Sept. 3, 1907: “Hogs of all kinds, chickens, sheep and horses may be seen at this show which will open at the corner of Ninth and Bond this morning.”

March 3, 1907: “Ninth and Bond Streets, Astoria, Oregon: The stock and premises now in possession of the Shafer-Whittier Co., to be sold at such prices as is deemed necessity to close out the entire stock of men’s, boys’, women’s and girls’ wearing apparel. Fixtures for sale.

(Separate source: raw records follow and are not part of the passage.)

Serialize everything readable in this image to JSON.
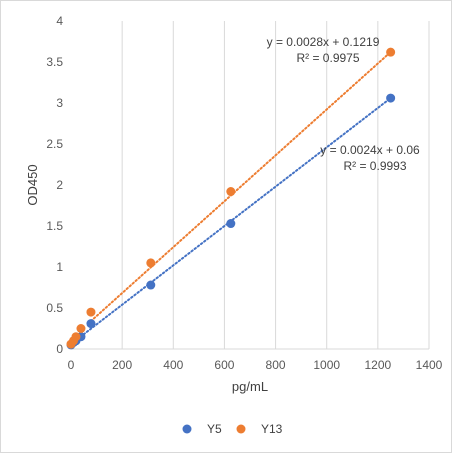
{
  "chart_data": {
    "type": "scatter",
    "title": "",
    "xlabel": "pg/mL",
    "ylabel": "OD450",
    "xlim": [
      0,
      1400
    ],
    "ylim": [
      0,
      4
    ],
    "xticks": [
      0,
      200,
      400,
      600,
      800,
      1000,
      1200,
      1400
    ],
    "yticks": [
      0,
      0.5,
      1,
      1.5,
      2,
      2.5,
      3,
      3.5,
      4
    ],
    "xtick_labels": [
      "0",
      "200",
      "400",
      "600",
      "800",
      "1000",
      "1200",
      "1400"
    ],
    "ytick_labels": [
      "0",
      "0.5",
      "1",
      "1.5",
      "2",
      "2.5",
      "3",
      "3.5",
      "4"
    ],
    "grid": "vertical major gridlines",
    "legend_position": "bottom",
    "series": [
      {
        "name": "Y5",
        "color": "#4472C4",
        "x": [
          0,
          9.8,
          19.5,
          39,
          78,
          312,
          625,
          1250
        ],
        "y": [
          0.05,
          0.08,
          0.1,
          0.15,
          0.31,
          0.78,
          1.53,
          3.06
        ],
        "trendline": {
          "slope": 0.0024,
          "intercept": 0.06,
          "x_range": [
            0,
            1250
          ],
          "equation": "y = 0.0024x + 0.06",
          "r2": "R² = 0.9993"
        }
      },
      {
        "name": "Y13",
        "color": "#ED7D31",
        "x": [
          0,
          9.8,
          19.5,
          39,
          78,
          312,
          625,
          1250
        ],
        "y": [
          0.06,
          0.1,
          0.15,
          0.25,
          0.45,
          1.05,
          1.92,
          3.62
        ],
        "trendline": {
          "slope": 0.0028,
          "intercept": 0.1219,
          "x_range": [
            78,
            1250
          ],
          "equation": "y = 0.0028x + 0.1219",
          "r2": "R² = 0.9975"
        }
      }
    ]
  }
}
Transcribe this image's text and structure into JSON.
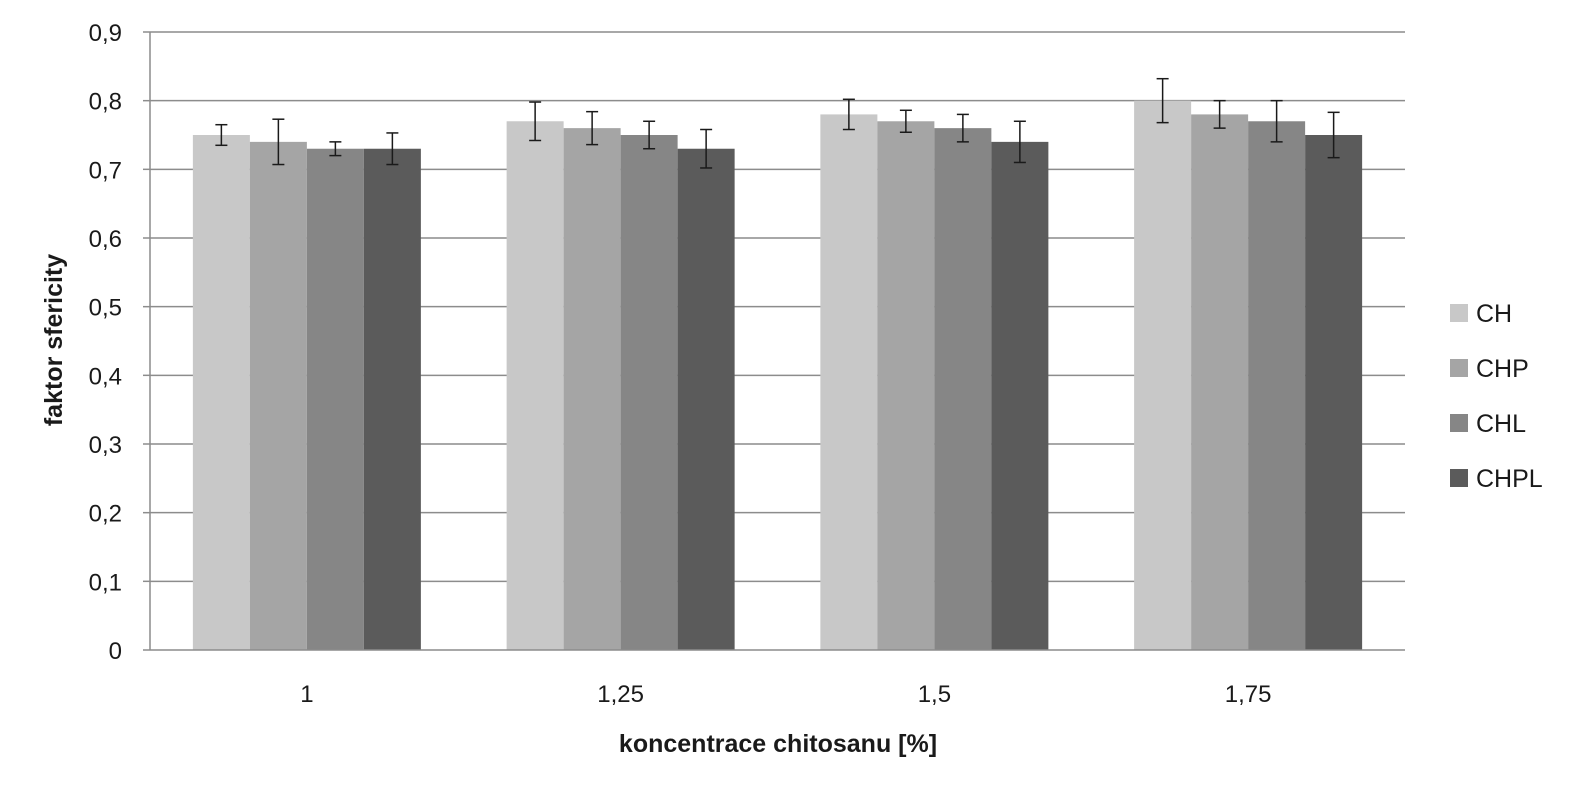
{
  "chart_data": {
    "type": "bar",
    "title": "",
    "xlabel": "koncentrace chitosanu [%]",
    "ylabel": "faktor sfericity",
    "categories": [
      "1",
      "1,25",
      "1,5",
      "1,75"
    ],
    "ylim": [
      0,
      0.9
    ],
    "yticks": [
      {
        "value": 0,
        "label": "0"
      },
      {
        "value": 0.1,
        "label": "0,1"
      },
      {
        "value": 0.2,
        "label": "0,2"
      },
      {
        "value": 0.3,
        "label": "0,3"
      },
      {
        "value": 0.4,
        "label": "0,4"
      },
      {
        "value": 0.5,
        "label": "0,5"
      },
      {
        "value": 0.6,
        "label": "0,6"
      },
      {
        "value": 0.7,
        "label": "0,7"
      },
      {
        "value": 0.8,
        "label": "0,8"
      },
      {
        "value": 0.9,
        "label": "0,9"
      }
    ],
    "grid": true,
    "legend_position": "right",
    "series": [
      {
        "name": "CH",
        "color": "#c8c8c8",
        "values": [
          0.75,
          0.77,
          0.78,
          0.8
        ],
        "errors": [
          0.015,
          0.028,
          0.022,
          0.032
        ]
      },
      {
        "name": "CHP",
        "color": "#a5a5a5",
        "values": [
          0.74,
          0.76,
          0.77,
          0.78
        ],
        "errors": [
          0.033,
          0.024,
          0.016,
          0.02
        ]
      },
      {
        "name": "CHL",
        "color": "#868686",
        "values": [
          0.73,
          0.75,
          0.76,
          0.77
        ],
        "errors": [
          0.01,
          0.02,
          0.02,
          0.03
        ]
      },
      {
        "name": "CHPL",
        "color": "#5b5b5b",
        "values": [
          0.73,
          0.73,
          0.74,
          0.75
        ],
        "errors": [
          0.023,
          0.028,
          0.03,
          0.033
        ]
      }
    ]
  }
}
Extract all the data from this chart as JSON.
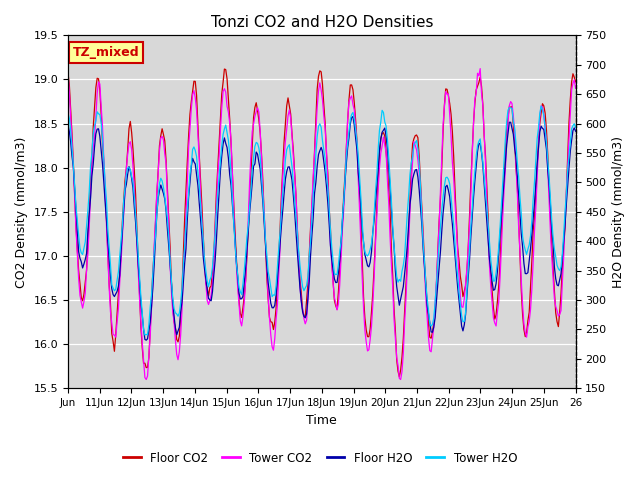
{
  "title": "Tonzi CO2 and H2O Densities",
  "xlabel": "Time",
  "ylabel_left": "CO2 Density (mmol/m3)",
  "ylabel_right": "H2O Density (mmol/m3)",
  "ylim_left": [
    15.5,
    19.5
  ],
  "ylim_right": [
    150,
    750
  ],
  "xtick_labels": [
    "Jun",
    "11Jun",
    "12Jun",
    "13Jun",
    "14Jun",
    "15Jun",
    "16Jun",
    "17Jun",
    "18Jun",
    "19Jun",
    "20Jun",
    "21Jun",
    "22Jun",
    "23Jun",
    "24Jun",
    "25Jun",
    "26"
  ],
  "legend_entries": [
    "Floor CO2",
    "Tower CO2",
    "Floor H2O",
    "Tower H2O"
  ],
  "line_colors": [
    "#cc0000",
    "#ff00ff",
    "#0000aa",
    "#00ccff"
  ],
  "annotation_text": "TZ_mixed",
  "annotation_color": "#cc0000",
  "annotation_bg": "#ffff99",
  "annotation_border": "#cc0000",
  "plot_bg": "#d8d8d8",
  "fig_bg": "#ffffff",
  "n_days": 16,
  "seed": 7
}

Nothing reserved from the floor to the ceiling.”

By the 1920s, the vibrancy within blocks surrounding Ninth and Bond streets was beginning to fade.

Shifts in cannery labor needs along with discriminatory immigration acts dispersed much of Astoria’s Chinese population and Prohibition laws forced businesses in Swilltown to either leave or go underground.

When the Great Astoria Fire of 1922 destroyed the majority of Astoria’s business district, the blocks northwest of Ninth and Bond had been spared largely due to the Spexarth Building on Eighth and Commercial streets acting as a firewall, but also because the streets nearest to the waterfront were closest to the pump showering water toward the burning city.

Desperate merchants and other professionals, suddenly without real estate, swarmed the old Swilltown to claim space along Eighth and Ninth between Bond and Astor streets.

Storefronts, which once operated as saloons and brothels, suddenly filled with department stores like Bee Hive and J.C. Penney, furniture stores, hardware stores, jewelry stores, barbershops, dentists, photography studios, plumbers and restaurants.

Areas that had historically been avoided by families became bustling with Christmas shoppers, seemingly overnight.

Amid the chaos during and after the fire, The Morning Astorian never stopped reporting the news. The local Finnish newspaper, Toveri, helped out by temporarily printing issues while equipment that had been swiftly hauled out of the Astorian’s previous building during the night of the fire was moved to a temporary space.

Determined by his own rebuild slogan of “Let’s Go,” Morning Astorian owner John S. Dellinger immediately made plans for a brand new building to be constructed at the corner of Ninth and Bond streets.

The concrete building was among the first new structures built after the fire. Designed by Astorian architect Charles T. Diamond, the project came together fast during the first few months of 1923, and by April reporters were already getting to work setting up their offices.

The Morning Astorian’s previous building, owned by Werner Fellman on Duane Street at the center of 15th and 16th streets, was rehabilitated and leased to Nyquist Motor Co. It still stands today, and most recently operated as a furniture store.

In 1930, the same year Dellinger died, The Morning Astorian merged with the Astoria Evening Budget and moved out of its Ninth and Bond location. A little over 10 years later, a project constructing U.S. Highway 30 involved the demolition of the last remaining structures associated with the Chinese quarter of the Astor-Bond street area.

A headline from the Evening Astorian-Budget on Aug. 9, 1941, read: “Highway Job Destroys Last Remains of Once-Populous Astoria Chinatown.”

“Modern progress in the shape of the Astor-Bond street highway rerouting job is crunching through the last remnants of one of the most colorful portions of the Astoria of an earlier day — old Chinatown,” the article read.

For the last 100 years, the 1923 Morning Astorian building has watched over the Ninth and Bond corner. Though the types of comings and goings changed, Astoria continued to progress around it. Midcentury modern buildings erupted out of the ground nearby. Waterfront buildings adapted into hotels and restaurants.

Phog Bounders Antique Mall, a treasure trove of historic artifacts, now calls the Morning Astorian building home, honoring the city’s history and inviting curiosity to ponder the past.